The sound of crickets chirping through the night, the fan whirring gently above my head, waves caressing the beach and a gentle Caribbean breeze rustling the palm trees outside my bedroom window no longer lull me to sleep.
City noises. Traffic murmuring along the street, a dog barking, a yell outside, the hum of the refrigerator down the hall, these are the noises lulling me to sleep. The sounds I awaken to.
All is well with my world.
My sojourn on a tropical island has rolled itself up into a memory ball stored in the corner of my mind. It is visible in the photos on my computer, the trinkets and gifts I brought back and the tan I carry that is fading way too fast.
The visible evidence of my holiday remains as I find myself once again in the ebb and flow of daily living.
We're lucky. We've returned to temperate climes. The temperature only dipping to close to freezing every night, the day time warmth's balmy waaay above freezing heights -- especially for this time of year.
It is giving me time to slowly ease my way out of island time back into the frenetic pace of my life.
It is the frenzy I push back against. The hurry up and get it done, all of it, right now. The juggling twenty balls in the air, fending off chaos here, creating chaos over there, that I resist.
That which I resist, persists.
How do I retain some of the moment by moment pleasure of my island holiday so far from the epicentre of calm of a tropical holiday in the sun?
Like the hurricane moving past, as I move out from the eye of my daily rhythm I lose ground, I lose my sense of balance. Caught up in the winds of living too fast, doing too much, I lose myself to the winds of calamity.
My island sojourn is over. It was a beautiful moment in time, filled with rich and vibrant memories I shall always cherish.
Just as I cherish my life today. Every moment. Every event. My life is not made up of islands of pleasure surrounded by a sea of despair. My life is what I make it. All of it. It's in how I live it right now. How I expand into each moment, or not. I decide -- do I contract? Do I constrict the flow of joy, of harmony, of pleasure and love and laughter or, do I expand, into each moment, letting the waters of life flow through and in and around and under and above me? Do I choose to be conscious of life in this moment, or grind my way through this moment wishing I was in some other time and place? Waiting for the next island to appear on the horizon, a tiny mirage of joy somewhere far away as I bemoan where I'm at, swimming against the current of life flowing all around me?
I cannot carry the island with me. I don't need to. Where every I am, whatever I do, is my little island in the sun. I create my oasis of peace and calm and harmony, no matter what the world around me is doing.

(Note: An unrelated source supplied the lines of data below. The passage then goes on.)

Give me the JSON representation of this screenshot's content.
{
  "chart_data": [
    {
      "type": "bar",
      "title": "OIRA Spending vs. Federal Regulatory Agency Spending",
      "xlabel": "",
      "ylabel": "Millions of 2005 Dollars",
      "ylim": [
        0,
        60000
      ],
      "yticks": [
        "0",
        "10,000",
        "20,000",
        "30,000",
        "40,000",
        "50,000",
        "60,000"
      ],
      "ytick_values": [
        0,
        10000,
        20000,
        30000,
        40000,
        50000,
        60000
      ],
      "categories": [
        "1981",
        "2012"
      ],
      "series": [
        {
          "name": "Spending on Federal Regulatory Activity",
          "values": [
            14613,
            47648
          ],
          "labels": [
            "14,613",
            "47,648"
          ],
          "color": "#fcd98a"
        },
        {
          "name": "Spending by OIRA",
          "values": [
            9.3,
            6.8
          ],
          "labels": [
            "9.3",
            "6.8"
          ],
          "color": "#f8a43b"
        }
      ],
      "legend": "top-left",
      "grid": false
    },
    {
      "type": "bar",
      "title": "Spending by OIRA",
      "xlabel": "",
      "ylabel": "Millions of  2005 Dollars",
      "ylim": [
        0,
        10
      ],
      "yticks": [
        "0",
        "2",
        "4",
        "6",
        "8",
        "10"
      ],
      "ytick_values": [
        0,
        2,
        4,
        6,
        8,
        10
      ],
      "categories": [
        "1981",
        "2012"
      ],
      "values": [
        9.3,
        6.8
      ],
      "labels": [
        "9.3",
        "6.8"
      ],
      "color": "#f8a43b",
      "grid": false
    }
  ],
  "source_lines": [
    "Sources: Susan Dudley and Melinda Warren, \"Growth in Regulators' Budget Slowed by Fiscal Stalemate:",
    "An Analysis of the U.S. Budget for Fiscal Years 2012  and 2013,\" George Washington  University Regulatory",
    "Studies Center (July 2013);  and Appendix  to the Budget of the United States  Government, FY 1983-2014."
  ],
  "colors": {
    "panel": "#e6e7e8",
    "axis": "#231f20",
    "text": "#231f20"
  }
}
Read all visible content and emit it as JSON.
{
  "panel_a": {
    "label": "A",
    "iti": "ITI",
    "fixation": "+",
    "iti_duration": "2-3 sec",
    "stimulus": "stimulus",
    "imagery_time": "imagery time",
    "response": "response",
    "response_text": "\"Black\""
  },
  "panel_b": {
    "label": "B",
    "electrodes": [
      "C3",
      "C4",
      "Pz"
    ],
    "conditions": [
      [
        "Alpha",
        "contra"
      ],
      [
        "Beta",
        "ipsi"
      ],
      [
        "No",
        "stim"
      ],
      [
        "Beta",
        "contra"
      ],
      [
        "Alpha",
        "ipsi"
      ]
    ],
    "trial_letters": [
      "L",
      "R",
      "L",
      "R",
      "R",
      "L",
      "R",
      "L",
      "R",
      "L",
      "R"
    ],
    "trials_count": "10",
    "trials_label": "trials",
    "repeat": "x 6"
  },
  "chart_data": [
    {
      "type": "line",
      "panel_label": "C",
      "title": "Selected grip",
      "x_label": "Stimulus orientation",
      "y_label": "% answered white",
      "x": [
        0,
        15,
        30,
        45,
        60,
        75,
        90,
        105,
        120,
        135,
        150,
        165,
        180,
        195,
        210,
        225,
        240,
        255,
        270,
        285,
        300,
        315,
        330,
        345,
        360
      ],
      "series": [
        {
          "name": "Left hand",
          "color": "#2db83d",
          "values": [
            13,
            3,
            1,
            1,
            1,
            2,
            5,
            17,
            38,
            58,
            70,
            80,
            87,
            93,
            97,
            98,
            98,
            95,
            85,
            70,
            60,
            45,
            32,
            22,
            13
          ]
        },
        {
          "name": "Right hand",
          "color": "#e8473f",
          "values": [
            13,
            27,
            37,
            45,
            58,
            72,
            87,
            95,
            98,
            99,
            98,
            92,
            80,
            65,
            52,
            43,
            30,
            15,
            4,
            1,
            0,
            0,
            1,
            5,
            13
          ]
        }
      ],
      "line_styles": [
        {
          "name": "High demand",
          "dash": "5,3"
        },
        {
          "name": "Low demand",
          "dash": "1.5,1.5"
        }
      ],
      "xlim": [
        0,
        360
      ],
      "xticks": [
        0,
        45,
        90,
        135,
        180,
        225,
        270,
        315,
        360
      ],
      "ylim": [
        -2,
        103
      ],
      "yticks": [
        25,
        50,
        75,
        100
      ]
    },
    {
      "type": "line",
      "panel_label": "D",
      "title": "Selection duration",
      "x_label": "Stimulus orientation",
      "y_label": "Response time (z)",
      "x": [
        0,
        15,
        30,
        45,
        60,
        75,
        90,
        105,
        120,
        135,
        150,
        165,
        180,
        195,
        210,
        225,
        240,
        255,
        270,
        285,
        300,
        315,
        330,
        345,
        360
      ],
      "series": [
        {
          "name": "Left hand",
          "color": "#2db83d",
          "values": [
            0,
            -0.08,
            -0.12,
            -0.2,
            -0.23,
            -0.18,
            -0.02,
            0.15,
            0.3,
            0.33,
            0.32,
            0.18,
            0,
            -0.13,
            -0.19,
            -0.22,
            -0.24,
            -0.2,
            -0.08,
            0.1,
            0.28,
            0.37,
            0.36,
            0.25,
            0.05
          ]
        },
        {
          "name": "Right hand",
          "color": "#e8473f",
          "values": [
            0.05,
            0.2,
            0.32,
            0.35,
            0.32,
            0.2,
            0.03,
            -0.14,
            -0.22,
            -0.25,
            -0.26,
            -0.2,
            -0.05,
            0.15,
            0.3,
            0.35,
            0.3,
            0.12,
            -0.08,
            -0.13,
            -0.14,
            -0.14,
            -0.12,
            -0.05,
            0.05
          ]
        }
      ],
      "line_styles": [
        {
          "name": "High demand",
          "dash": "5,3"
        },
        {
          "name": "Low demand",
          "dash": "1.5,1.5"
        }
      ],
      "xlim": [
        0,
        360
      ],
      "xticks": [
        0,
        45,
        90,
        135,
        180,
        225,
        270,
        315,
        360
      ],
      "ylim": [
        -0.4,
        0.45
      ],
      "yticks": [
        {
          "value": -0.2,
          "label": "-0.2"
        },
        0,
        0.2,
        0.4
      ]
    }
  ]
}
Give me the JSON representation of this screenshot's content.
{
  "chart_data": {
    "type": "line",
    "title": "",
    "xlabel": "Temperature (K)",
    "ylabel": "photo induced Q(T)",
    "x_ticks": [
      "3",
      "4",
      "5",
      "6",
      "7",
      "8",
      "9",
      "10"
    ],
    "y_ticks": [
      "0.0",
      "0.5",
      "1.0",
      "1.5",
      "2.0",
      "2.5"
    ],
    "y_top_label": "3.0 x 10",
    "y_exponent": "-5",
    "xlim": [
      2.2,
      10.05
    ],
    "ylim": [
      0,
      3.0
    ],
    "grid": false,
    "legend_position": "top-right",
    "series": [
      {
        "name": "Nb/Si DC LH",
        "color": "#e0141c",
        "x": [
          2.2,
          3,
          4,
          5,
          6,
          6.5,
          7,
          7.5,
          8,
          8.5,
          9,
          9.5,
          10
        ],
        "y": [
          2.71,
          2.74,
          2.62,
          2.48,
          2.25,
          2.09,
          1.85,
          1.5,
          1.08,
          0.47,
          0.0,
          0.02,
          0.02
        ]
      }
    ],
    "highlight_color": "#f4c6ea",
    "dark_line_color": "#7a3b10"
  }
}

No matter how many things are cluttering up my To Do List. No matter how many people are hammering at my door for answers, I determine the pace and tempo of my response. I determine how I move through my day.
When I choose to move with the beat of an island drum murmuring in my ear, or the sound of the sea lapping at my feet, I become master of my own destiny, the creator of my own island in the sun.
No matter where I am, when I chose to live in joy and harmony with the world around me, flowing effortlessly with the sounds and sights and smells, swimming in the abundant seas of life all around me in this place where I live, I let go of resistance, and fall into, love.
I let go of wishing I was somewhere else, and fall into being right here, right now, awash in the joy of living this one wild and passionate life in the rapture of now.
If my intention is to live each moment, in love, then I most do it now. I must choose for life and let go of wishing I was somewhere else.
I choose, right here, right now. My sea of life is full of possibility, full of joy and laughter, love and harmony. Right here, right now, I am alive, joyfully expanding into this moment, in love.
May your day be spent swimming joyfully in the abundant seas of life all around you living in the joy of being right where you are, in love.